Tentu saja, tidak ada yang bisa melarang kehamilan kepada siapa pun, jadi wanita dengan patologi jantung secara sadar mengambil risiko, didorong oleh keinginan yang disayangi - untuk menjadi seorang ibu. Tetapi jika kehamilan sudah terjadi, maka resep dan rekomendasi dokter harus diikuti dengan ketat: amati cara kerja dan istirahat, minum obat yang diperlukan dan dirawat di rumah sakit, jika perlu, di bawah pengawasan dokter. Persalinan pada wanita seperti itu, pada umumnya, dilakukan di klinik khusus, di mana seorang wanita dapat menerima perawatan medis darurat kapan saja (dengan mempertimbangkan patologi jantung) jika terjadi keadaan yang tidak terduga..

Diagnostik

Diagnosis pertama dari gangguan irama jantung adalah manifestasi klinisnya. Gejala aritmia tidak sama dengan manifestasi penyakit lain, jika terjadi maka harus dilakukan elektrokardiogram. Tetapi diagnosis dapat dipastikan dengan merekam kardiogram hanya jika aritmia bersifat permanen atau persisten. Dalam kasus kecurigaan aritmia paroksismal, elektrokardiogram direkam sepanjang waktu. Metode diagnostik ini disebut pemantauan Holter. Ini terdiri dari pendaftaran detak jantung secara konstan menggunakan sensor yang dipasang ke perangkat kompak. Terkadang dalam mode harian tidak memungkinkan untuk memperbaiki pelanggaran.

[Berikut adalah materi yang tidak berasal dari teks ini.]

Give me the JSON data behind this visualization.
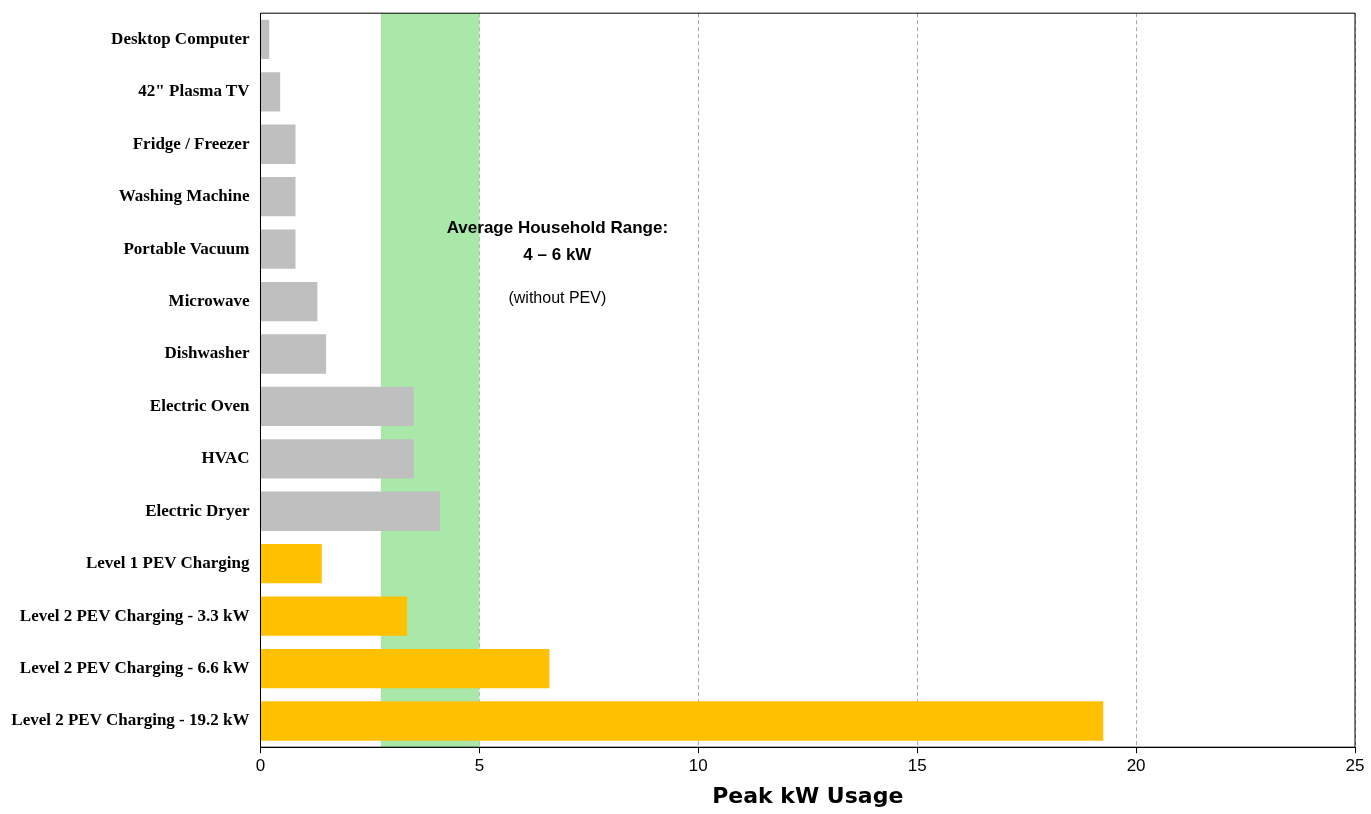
{
  "chart_data": {
    "type": "bar",
    "orientation": "horizontal",
    "xlabel": "Peak kW Usage",
    "categories": [
      "Desktop Computer",
      "42\" Plasma TV",
      "Fridge / Freezer",
      "Washing Machine",
      "Portable Vacuum",
      "Microwave",
      "Dishwasher",
      "Electric Oven",
      "HVAC",
      "Electric Dryer",
      "Level 1 PEV Charging",
      "Level 2 PEV Charging - 3.3 kW",
      "Level 2 PEV Charging - 6.6 kW",
      "Level 2 PEV Charging - 19.2 kW"
    ],
    "values": [
      0.2,
      0.45,
      0.8,
      0.8,
      0.8,
      1.3,
      1.5,
      3.5,
      3.5,
      4.1,
      1.4,
      3.35,
      6.6,
      19.25
    ],
    "colors": [
      "#bfbfbf",
      "#bfbfbf",
      "#bfbfbf",
      "#bfbfbf",
      "#bfbfbf",
      "#bfbfbf",
      "#bfbfbf",
      "#bfbfbf",
      "#bfbfbf",
      "#bfbfbf",
      "#ffc000",
      "#ffc000",
      "#ffc000",
      "#ffc000"
    ],
    "xlim": [
      0,
      25
    ],
    "xticks": [
      0,
      5,
      10,
      15,
      20,
      25
    ],
    "grid": "x",
    "bands": [
      {
        "axis": "x",
        "from": 2.75,
        "to": 5,
        "label": "Average Household Range: 4 – 6 kW",
        "color": "#a9e8a9"
      }
    ],
    "annotations": [
      "(without PEV)"
    ]
  }
}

Jika tidak ada pemantauan EKG atau Holter yang tidak mencatat penyakit ini, diagnosis aritmia yang lebih kompleks dilakukan, di mana faktor-faktor penyebab kemunculannya ditentukan. Ini memungkinkan untuk menentukan mekanisme kemunculannya. Studi ini termasuk stimulasi jantung transesophageal. Metode ini digunakan ketika ada kecurigaan sindrom sinus sakit, untuk memperjelas diagnosis dan meresepkan pengobatan pencegahan yang benar, jika sindrom WPW dicurigai adanya insufisiensi koroner laten, jika tidak mungkin untuk mendiagnosis penyakit jantung koroner dengan metode lain. Studi ini terdiri dari memaksakan ritme melalui elektroda khusus, yang dimasukkan seperti probe konvensional dan diperbaiki di kerongkongan.

Selain itu, uji kemiringan dilakukan untuk mendeteksi aritmia. Ini memungkinkan Anda untuk mengidentifikasi penyebab pingsan. Selama tes, pasien dibawa dari posisi horizontal ke vertikal dengan intensitas yang bervariasi. Tes memprovokasi keadaan pingsan, dan pemantauan detak jantung dan tingkat tekanan darah selama pemeriksaan memungkinkan untuk menentukan penyebab hilangnya kesadaran.

Studi elektrofisiologi intracardial (invasif) dianggap sebagai studi paling informatif tentang sifat elektrofisiologi jantung dan sistem konduksi. Diagnosis aritmia seperti itu digunakan untuk mengklarifikasi lokalisasi blokade atrioventrikular, sifat takikardia, dan kelainan lainnya. Studi ini tetap sangat penting ketika memilih perawatan bedah dan alat pacu jantung implan. Dalam beberapa kasus, pemeriksaan elektrofisiologi intrakardiak digunakan untuk meredakan aritmia yang parah.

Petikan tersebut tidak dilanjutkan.